Of course, we didn’t really hate the Dutch. We just enjoyed having an arch-nemesis.

Here are four enemy songs since arch-nemesis is a bit cumbersome to use in a lyric I suppose…

Swan Dive – Sweet Enemy
from Circle (1998)

Swan Dive’s music has been described as bossa nova pop.

Sweet Enemy is light, breezy, and sophisticated stuff, but its just a hint of the wonderous sounds made by the duo of Bill DeMain and Molly Felder.

The Waterboys – Be My Enemy
from This Is The Sea (1985)

This Is The Sea was my introduction to Scottish band The Waterboys. I’d been prompted to purchase the cassette after hearing the glorious The Whole Of The Moon before school one morning on a rock radio station out of Dayton.

(it might have been the only time I’ve ever heard the band on radio)

I was immediately smitten by their “big music” and the tape spent a lot of time in my Walkman that senior year. The rollicking Be My Enemy clatters alongs with a dizzying urgency that caught my attention and made me hit rewind a time or two.

(which, of course, drained the double-AA batteries rather quickly)

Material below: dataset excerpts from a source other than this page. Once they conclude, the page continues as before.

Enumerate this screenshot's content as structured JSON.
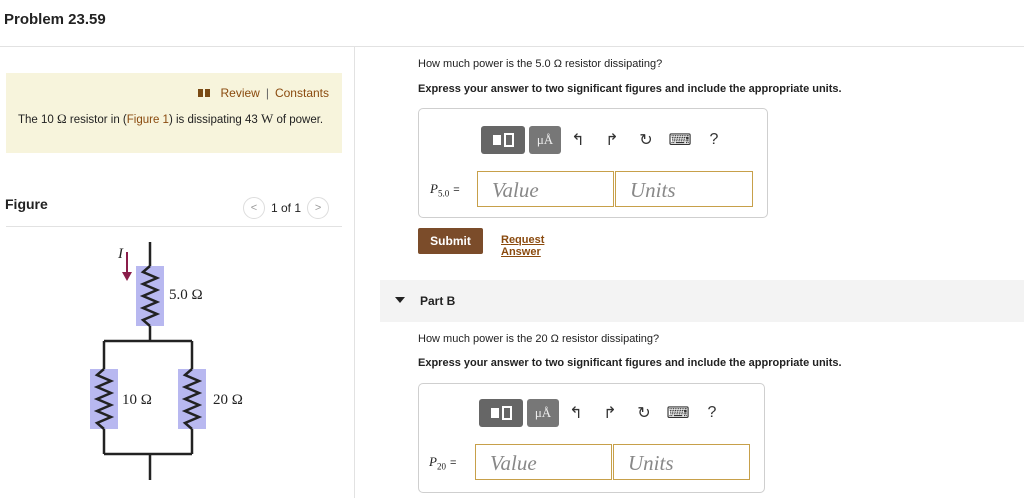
{
  "header": {
    "title": "Problem 23.59"
  },
  "info": {
    "review": "Review",
    "separator": "|",
    "constants": "Constants",
    "text_1": "The 10 ",
    "ohm": "Ω",
    "text_2": " resistor in (",
    "figure_link": "Figure 1",
    "text_3": ") is dissipating 43 ",
    "watt": "W",
    "text_4": " of power."
  },
  "figure": {
    "label": "Figure",
    "pager_text": "1 of 1",
    "prev": "<",
    "next": ">",
    "current_label": "I",
    "r_top": "5.0 Ω",
    "r_left": "10 Ω",
    "r_right": "20 Ω"
  },
  "part_a": {
    "question": "How much power is the 5.0 Ω resistor dissipating?",
    "instructions": "Express your answer to two significant figures and include the appropriate units.",
    "var_name": "P",
    "var_sub": "5.0",
    "equals": "=",
    "value_placeholder": "Value",
    "units_placeholder": "Units",
    "submit": "Submit",
    "request_answer": "Request Answer"
  },
  "part_b": {
    "title": "Part B",
    "question": "How much power is the 20 Ω resistor dissipating?",
    "instructions": "Express your answer to two significant figures and include the appropriate units.",
    "var_name": "P",
    "var_sub": "20",
    "equals": "=",
    "value_placeholder": "Value",
    "units_placeholder": "Units"
  },
  "toolbar": {
    "mu_label": "μÅ",
    "undo": "↰",
    "redo": "↱",
    "reset": "↻",
    "keyboard": "⌨",
    "help": "?"
  },
  "colors": {
    "accent": "#8a4a0e",
    "submit_bg": "#7b4c2a",
    "info_bg": "#f7f4dc",
    "resistor": "#b8b8f0",
    "arrow": "#8a1d4a"
  }
}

Roger Hodgson – Had a Dream (Sleeping with the Enemy)
from In The Eye Of The Storm (1984)

If you have followed my babbling on this site, you might be well aware of my affection for Supertramp (at least Breakfast In America). By 1984, founding member Roger Hogdson had left the band for a solo career that didn’t exactly pan out.

Had A Dream (Sleeping With The Enemy) got some airplay on some of the stations to which I was listening at the time. In truth, it could have been on Breakfast In America and not sounded out of place.

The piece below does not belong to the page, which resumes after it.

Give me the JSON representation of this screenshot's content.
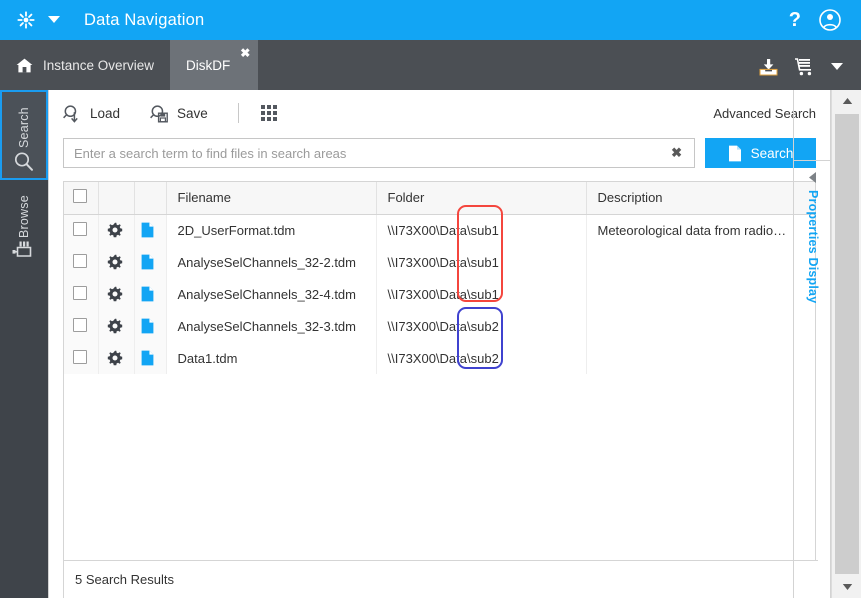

Rage Against The Machine – Know Your Enemy
from Rage Against The Machine (1992)

I didn’t immediately gravitate to Rage Against The Machine. I thought their politics to be somewhat half-baked. However, seeing them live, opening for U2 – a band for whom the same accusation could be made regarding politics – made me a fan of the sheer sonic force of Rage’s music.

A few friends and I bumped into the band before that show at a vegetarian restaurant. The might have made some angry music, but the band members and crew were quite polite and friendly.